Dall’altro, occorre poi considerare che l’impugnazione incidentale ha una funzione deterrente rispetto a chi intenda proporre l’impugnazione principale. E’ infatti del tutto evidente come nei confronti di chi abbia in animo di impugnare possa avere significativa incidenza la valutazione del rischio riconducibile ad una ipotetica proposizione di un’impugnazione incidentale.
Il fatto dunque che con la rinuncia al ricorso principale, riconducibile alla esclusiva volontà di una delle parti, si precluda all’altra il diritto a veder giudicata la sua impugnazione determina, anche per tale verso, uno squilibrio fra la posizione delle diverse parti.

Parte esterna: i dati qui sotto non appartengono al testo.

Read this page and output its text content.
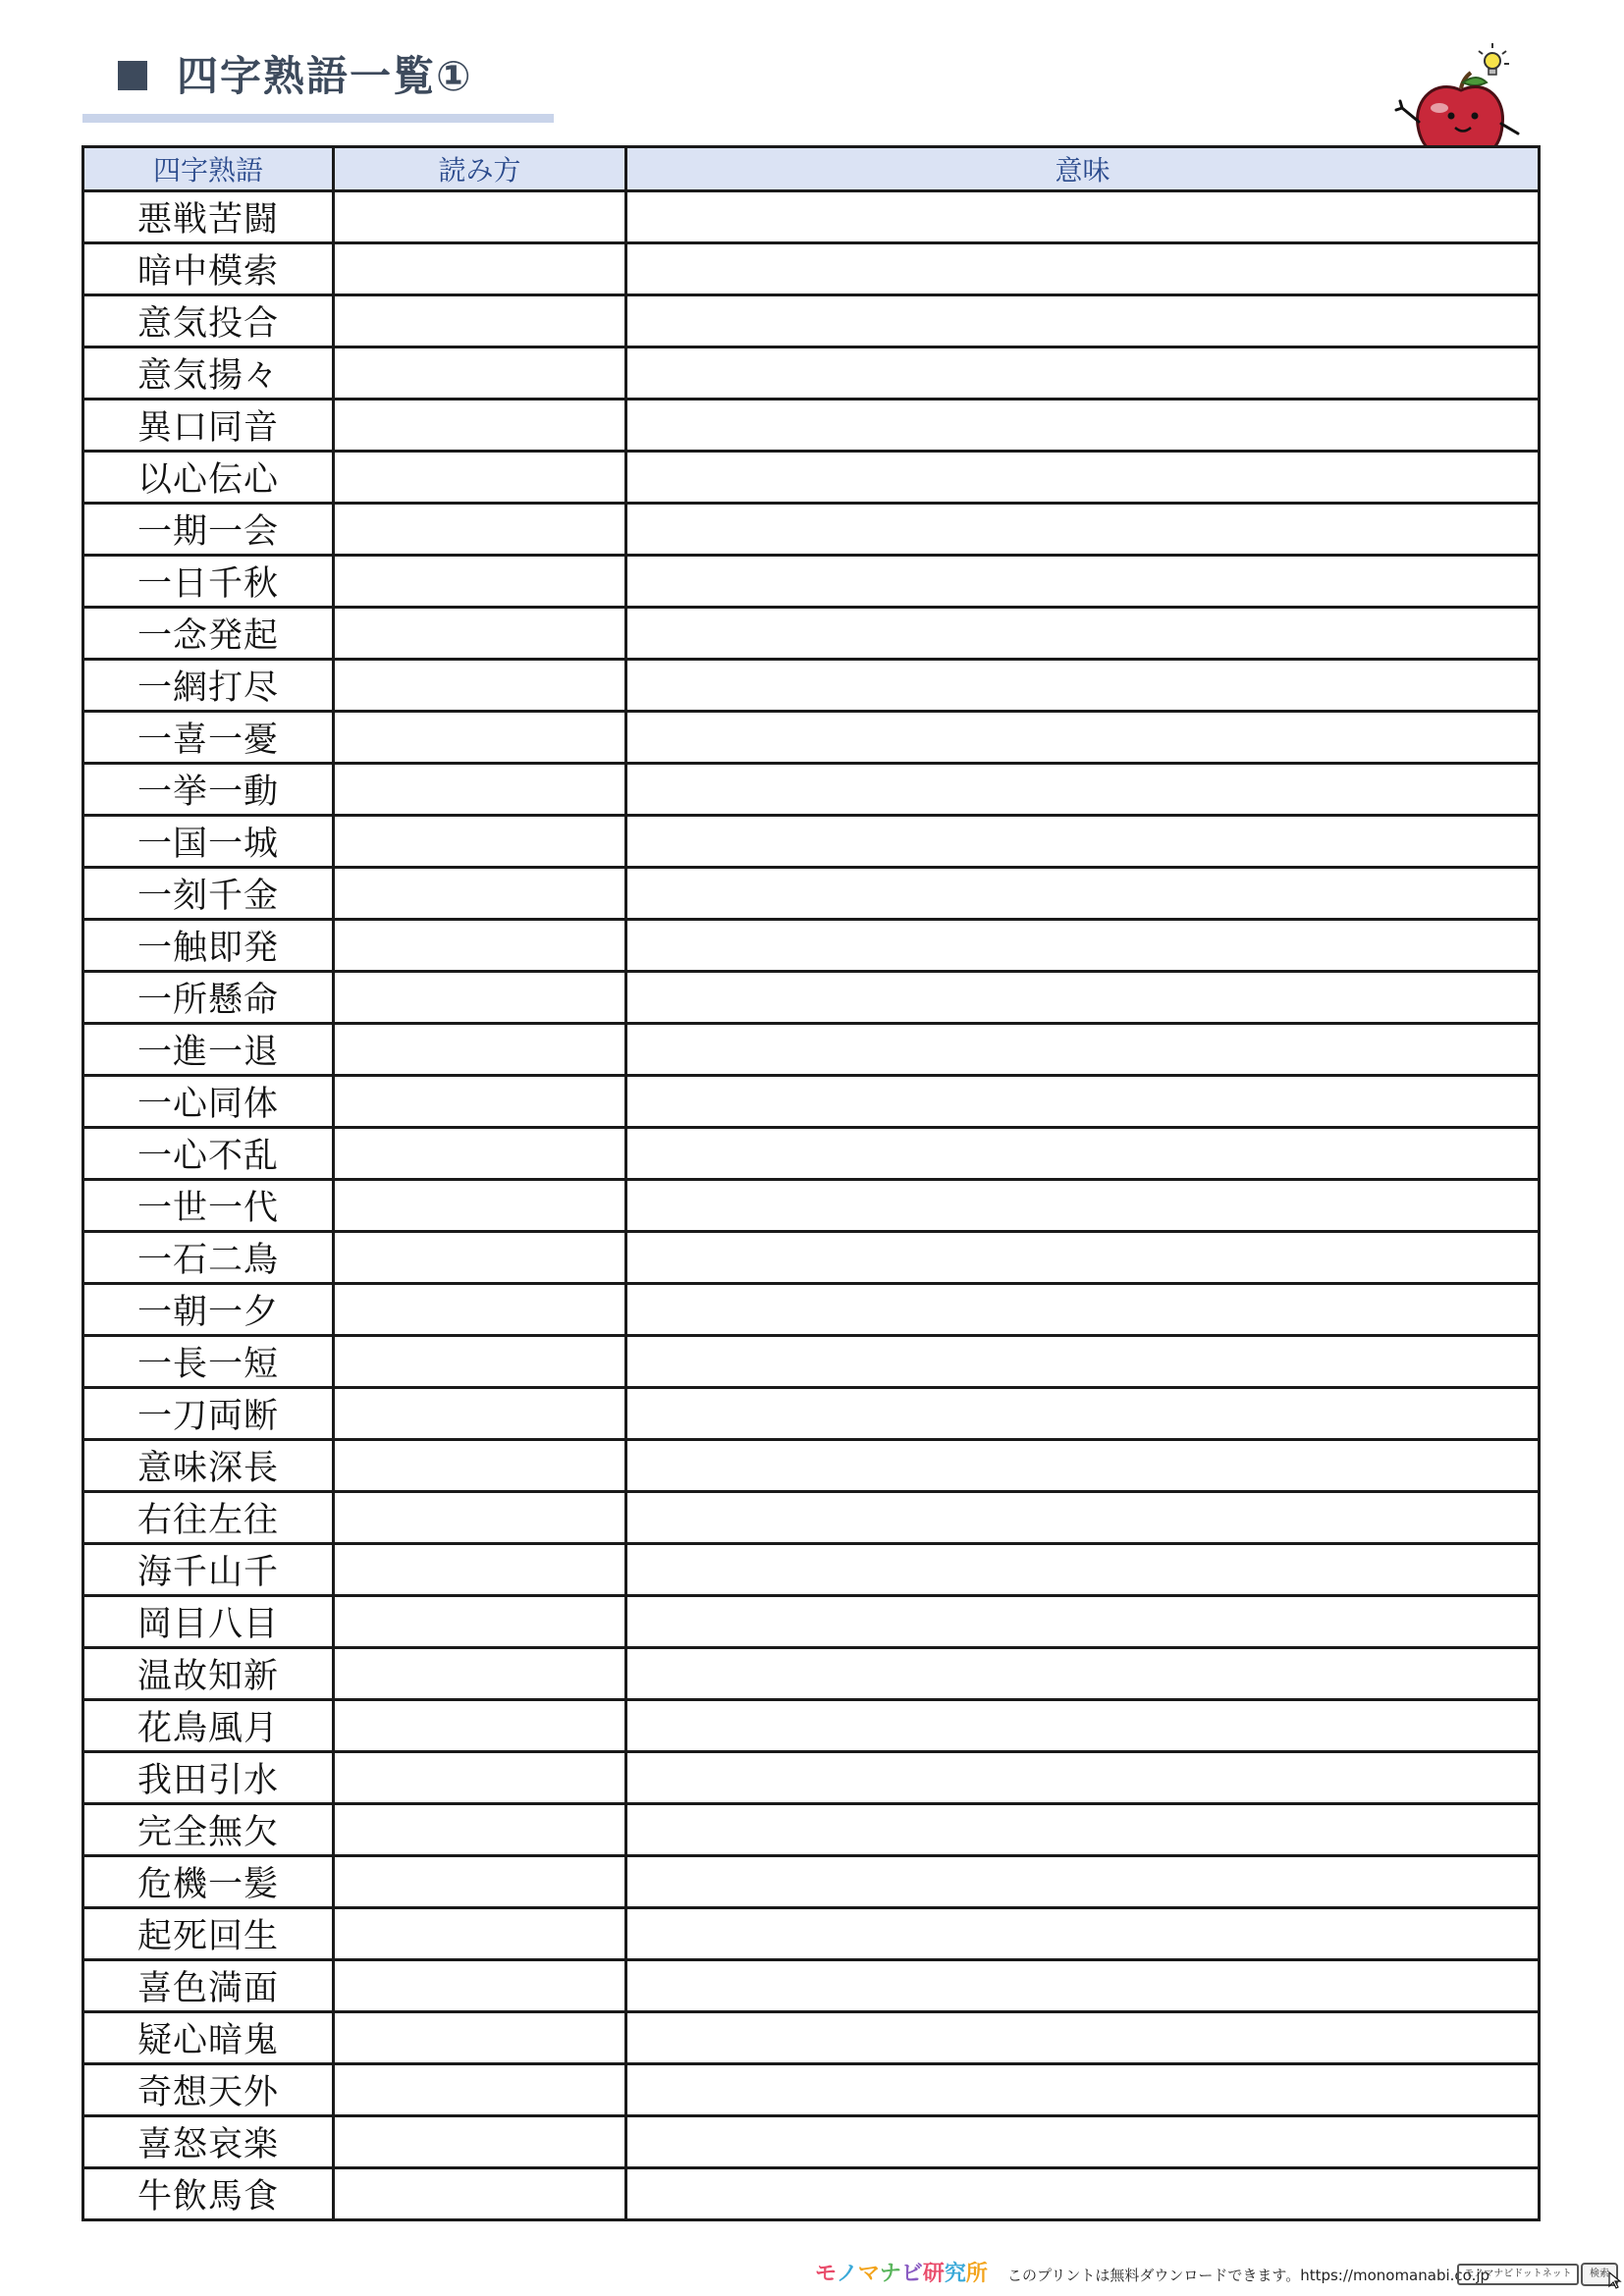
四字熟語一覧①
四字熟語	読み方	意味
悪戦苦闘		
暗中模索		
意気投合		
意気揚々		
異口同音		
以心伝心		
一期一会		
一日千秋		
一念発起		
一網打尽		
一喜一憂		
一挙一動		
一国一城		
一刻千金		
一触即発		
一所懸命		
一進一退		
一心同体		
一心不乱		
一世一代		
一石二鳥		
一朝一夕		
一長一短		
一刀両断		
意味深長		
右往左往		
海千山千		
岡目八目		
温故知新		
花鳥風月		
我田引水		
完全無欠		
危機一髪		
起死回生		
喜色満面		
疑心暗鬼		
奇想天外		
喜怒哀楽		
牛飲馬食		
モノマナビ研究所 このプリントは無料ダウンロードできます。https://monomanabi.co.jp
モノマナビドットネット	検索
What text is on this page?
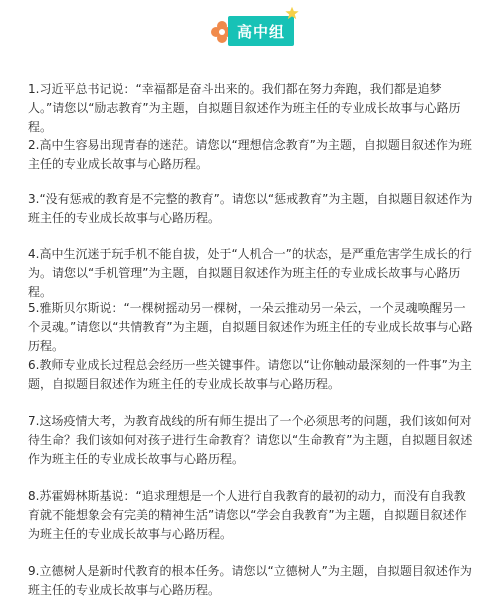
高中组
1.习近平总书记说：“幸福都是奋斗出来的。我们都在努力奔跑，我们都是追梦人。”请您以“励志教育”为主题，自拟题目叙述作为班主任的专业成长故事与心路历程。
2.高中生容易出现青春的迷茫。请您以“理想信念教育”为主题，自拟题目叙述作为班主任的专业成长故事与心路历程。
3.“没有惩戒的教育是不完整的教育”。请您以“惩戒教育”为主题，自拟题目叙述作为班主任的专业成长故事与心路历程。
4.高中生沉迷于玩手机不能自拔，处于“人机合一”的状态，是严重危害学生成长的行为。请您以“手机管理”为主题，自拟题目叙述作为班主任的专业成长故事与心路历程。
5.雅斯贝尔斯说：“一棵树摇动另一棵树，一朵云推动另一朵云，一个灵魂唤醒另一个灵魂。”请您以“共情教育”为主题，自拟题目叙述作为班主任的专业成长故事与心路历程。
6.教师专业成长过程总会经历一些关键事件。请您以“让你触动最深刻的一件事”为主题，自拟题目叙述作为班主任的专业成长故事与心路历程。
7.这场疫情大考，为教育战线的所有师生提出了一个必须思考的问题，我们该如何对待生命？我们该如何对孩子进行生命教育？请您以“生命教育”为主题，自拟题目叙述作为班主任的专业成长故事与心路历程。
8.苏霍姆林斯基说：“追求理想是一个人进行自我教育的最初的动力，而没有自我教育就不能想象会有完美的精神生活”请您以“学会自我教育”为主题，自拟题目叙述作为班主任的专业成长故事与心路历程。
9.立德树人是新时代教育的根本任务。请您以“立德树人”为主题，自拟题目叙述作为班主任的专业成长故事与心路历程。
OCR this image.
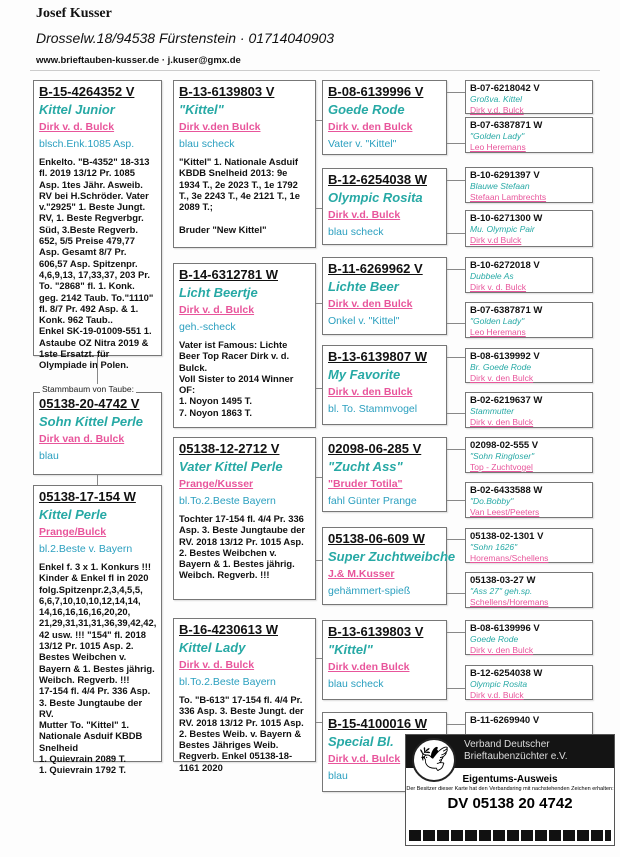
Josef Kusser
Drosselw.18/94538 Fürstenstein · 01714040903
www.brieftauben-kusser.de · j.kuser@gmx.de
B-15-4264352 V
Kittel Junior
Dirk v. d. Bulck
blsch.Enk.1085 Asp.
Enkelto. "B-4352" 18-313 fl. 2019 13/12 Pr. 1085 Asp. 1tes Jähr. Asweib. RV bei H.Schröder. Vater v."2925" 1. Beste Jungt. RV, 1. Beste Regverbgr. Süd, 3.Beste Regverb. 652, 5/5 Preise 479,77 Asp. Gesamt 8/7 Pr. 606,57 Asp. Spitzenpr. 4,6,9,13, 17,33,37, 203 Pr.
To. "2868" fl. 1. Konk. geg. 2142 Taub. To."1110" fl. 8/7 Pr. 492 Asp. & 1. Konk. 962 Taub..
Enkel SK-19-01009-551 1. Astaube OZ Nitra 2019 & 1ste Ersatzt. für Olympiade in Polen.
05138-20-4742 V
Sohn Kittel Perle
Dirk van d. Bulck
blau
05138-17-154 W
Kittel Perle
Prange/Bulck
bl.2.Beste v. Bayern
Enkel f. 3 x 1. Konkurs !!! Kinder & Enkel fl in 2020 folg.Spitzenpr.2,3,4,5,5, 6,6,7,10,10,10,12,14,14, 14,16,16,16,16,20,20, 21,29,31,31,31,36,39,42,42, 42 usw. !!! "154" fl. 2018 13/12 Pr. 1015 Asp. 2. Bestes Weibchen v. Bayern & 1. Bestes jährig. Weibch. Regverb. !!!
17-154 fl. 4/4 Pr. 336 Asp. 3. Beste Jungtaube der RV.
Mutter To. "Kittel" 1. Nationale Asduif KBDB Snelheid
1. Quievrain 2089 T.
1. Quievrain 1792 T.
B-13-6139803 V
"Kittel"
Dirk v.den Bulck
blau scheck
"Kittel" 1. Nationale Asduif KBDB Snelheid 2013: 9e 1934 T., 2e 2023 T., 1e 1792 T., 3e 2243 T., 4e 2121 T., 1e 2089 T.;

Bruder "New Kittel"
B-14-6312781 W
Licht Beertje
Dirk v. d. Bulck
geh.-scheck
Vater ist Famous: Lichte Beer Top Racer Dirk v. d. Bulck.
Voll Sister to 2014 Winner OF:
1. Noyon 1495 T.
7. Noyon 1863 T.
05138-12-2712 V
Vater Kittel Perle
Prange/Kusser
bl.To.2.Beste Bayern
Tochter 17-154 fl. 4/4 Pr. 336 Asp. 3. Beste Jungtaube der RV. 2018 13/12 Pr. 1015 Asp. 2. Bestes Weibchen v. Bayern & 1. Bestes jährig. Weibch. Regverb. !!!
B-16-4230613 W
Kittel Lady
Dirk v. d. Bulck
bl.To.2.Beste Bayern
To. "B-613" 17-154 fl. 4/4 Pr. 336 Asp. 3. Beste Jungt. der RV. 2018 13/12 Pr. 1015 Asp. 2. Bestes Weib. v. Bayern & Bestes Jähriges Weib. Regverb. Enkel 05138-18-1161 2020
B-08-6139996 V
Goede Rode
Dirk v. den Bulck
Vater v. "Kittel"
B-12-6254038 W
Olympic Rosita
Dirk v.d. Bulck
blau scheck
B-11-6269962 V
Lichte Beer
Dirk v. den Bulck
Onkel v. "Kittel"
B-13-6139807 W
My Favorite
Dirk v. den Bulck
bl. To. Stammvogel
02098-06-285 V
"Zucht Ass"
"Bruder Totila"
fahl Günter Prange
05138-06-609 W
Super Zuchtweibche
J.& M.Kusser
gehämmert-spieß
B-13-6139803 V
"Kittel"
Dirk v.den Bulck
blau scheck
B-15-4100016 W
Special Bl.
Dirk v.d. Bulck
blau
B-07-6218042 V
Großva. Kittel
Dirk v.d. Bulck
B-07-6387871 W
"Golden Lady"
Leo Heremans
B-10-6291397 V
Blauwe Stefaan
Stefaan Lambrechts
B-10-6271300 W
Mu. Olympic Pair
Dirk v.d Bulck
B-10-6272018 V
Dubbele As
Dirk v. d. Bulck
B-07-6387871 W
"Golden Lady"
Leo Heremans
B-08-6139992 V
Br. Goede Rode
Dirk v. den Bulck
B-02-6219637 W
Stammutter
Dirk v. den Bulck
02098-02-555 V
"Sohn Ringloser"
Top - Zuchtvogel
B-02-6433588 W
"Do.Bobby"
Van Leest/Peeters
05138-02-1301 V
"Sohn 1626"
Horemans/Schellens
05138-03-27 W
"Ass 27" geh.sp.
Schellens/Horemans
B-08-6139996 V
Goede Rode
Dirk v. den Bulck
B-12-6254038 W
Olympic Rosita
Dirk v.d. Bulck
B-11-6269940 V
Stammbaum von Taube:
Verband Deutscher
Brieftaubenzüchter e.V.
🕊
Eigentums-Ausweis
Der Besitzer dieser Karte hat den Verbandsring mit nachstehenden Zeichen erhalten:
DV 05138 20 4742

5 – Oltre alle sentenze sopra citate, emesse specificamente in relazione alla tematica in oggetto, pare utile ricordare anche la decisione n. 3876 del 2010, emessa da questa Corte a sezioni unite, in tema di rinuncia al ricorso.
Con la detta statuizione è stato infatti stabilito che l’atto di rinuncia al ricorso per cassazione deve essere notificato alle parti costituite o comunicato ai loro difensori e che, in difetto, esso non è idoneo a determinare l’estinzione del processo.
Il principio dunque che se ne trae è che la semplice manifestazione di volontà di una parte non è di per se sufficiente per una declaratoria di estinzione del giudizio.
Conclusivamente, gli esposti rilievi consigliano la trasmissione degli al Sig. Presidente della Corte per una valutazione circa l’opportunità dell’assegnazione della controversia alle Sezioni Unite.
P.Q.M.
Rimette i ricorsi alle Sezioni Unite di questa Corte.
Così deciso in Roma, il 16 marzo 2010.